Cassazione penale Sez. VI sentenza n. 890 del 21 giugno 1996

(2 massime)

(massima n. 1)

Il giudizio di revisione nel nuovo codice di procedura penale non comprende, a differenza del vecchio, una fase rescindente e una fase rescissoria e la valutazione di ammissibilità dell'istanza (che nel vecchio rito era rimessa alla cassazione) serve esclusivamente ad evitare un ingiustificato appesantimento dell'attività dell'autorità giudiziaria, essa perciò, non deve procedere ad un vaglio approfondito del merito della questione e deve valutare la novità degli elementi di prova tenendo conto del loro valore complessivo, specie quando esse ineriscano alla sussistenza dell'elemento psicologico del reato.

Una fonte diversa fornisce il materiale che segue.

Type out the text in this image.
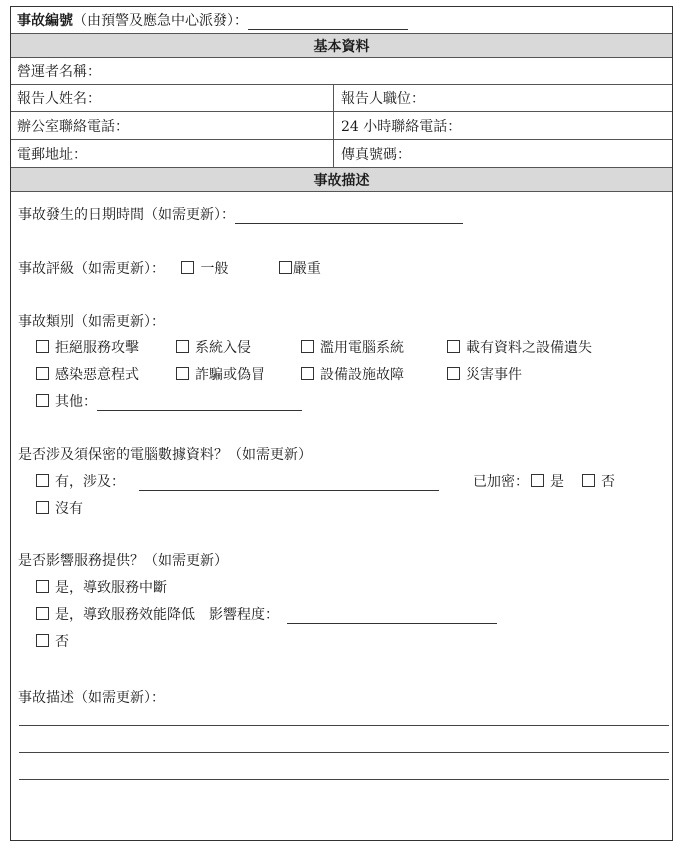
事故編號（由預警及應急中心派發）：
基本資料
營運者名稱：
報告人姓名：	報告人職位：
辦公室聯絡電話：	24 小時聯絡電話：
電郵地址：	傳真號碼：
事故描述
事故發生的日期時間（如需更新）：
事故評級（如需更新）：	一般	嚴重
事故類別（如需更新）：
拒絕服務攻擊	系統入侵	濫用電腦系統	載有資料之設備遺失
感染惡意程式	詐騙或偽冒	設備設施故障	災害事件
其他：
是否涉及須保密的電腦數據資料？（如需更新）
有，涉及：	已加密： 是	否
沒有
是否影響服務提供？（如需更新）
是，導致服務中斷
是，導致服務效能降低 影響程度：
否
事故描述（如需更新）：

D'altra parte l'annullamento da parte della cassazione della dichiarazione di inammissibilità non vincola il giudice di rinvio all'emissione del decreto di citazione a giudizio previsto dall'art. 636 c.p.p., ma obbliga solo ad una nuova valutazione della sussistenza dei requisiti per la sua emissione.

(massima n. 2)

In tema di revisione, la valutazione di ammissibilità è fatta dalla corte d'appello, secondo quanto prevede l'art. 634 c.p.p., de plano, senza cioè sentire gli interessati, questo però non preclude la possibilità di acquisire un parere scritto della procura con il quale questa intenda bilanciare l'istanza presentata dalla parte, parere che dovrà essere preso in considerazione solo nei limiti della valutazione propria della fase, che sono solo quelli della «manifesta infondatezza» della istanza e non di valutazione approfondita nel merito di essa.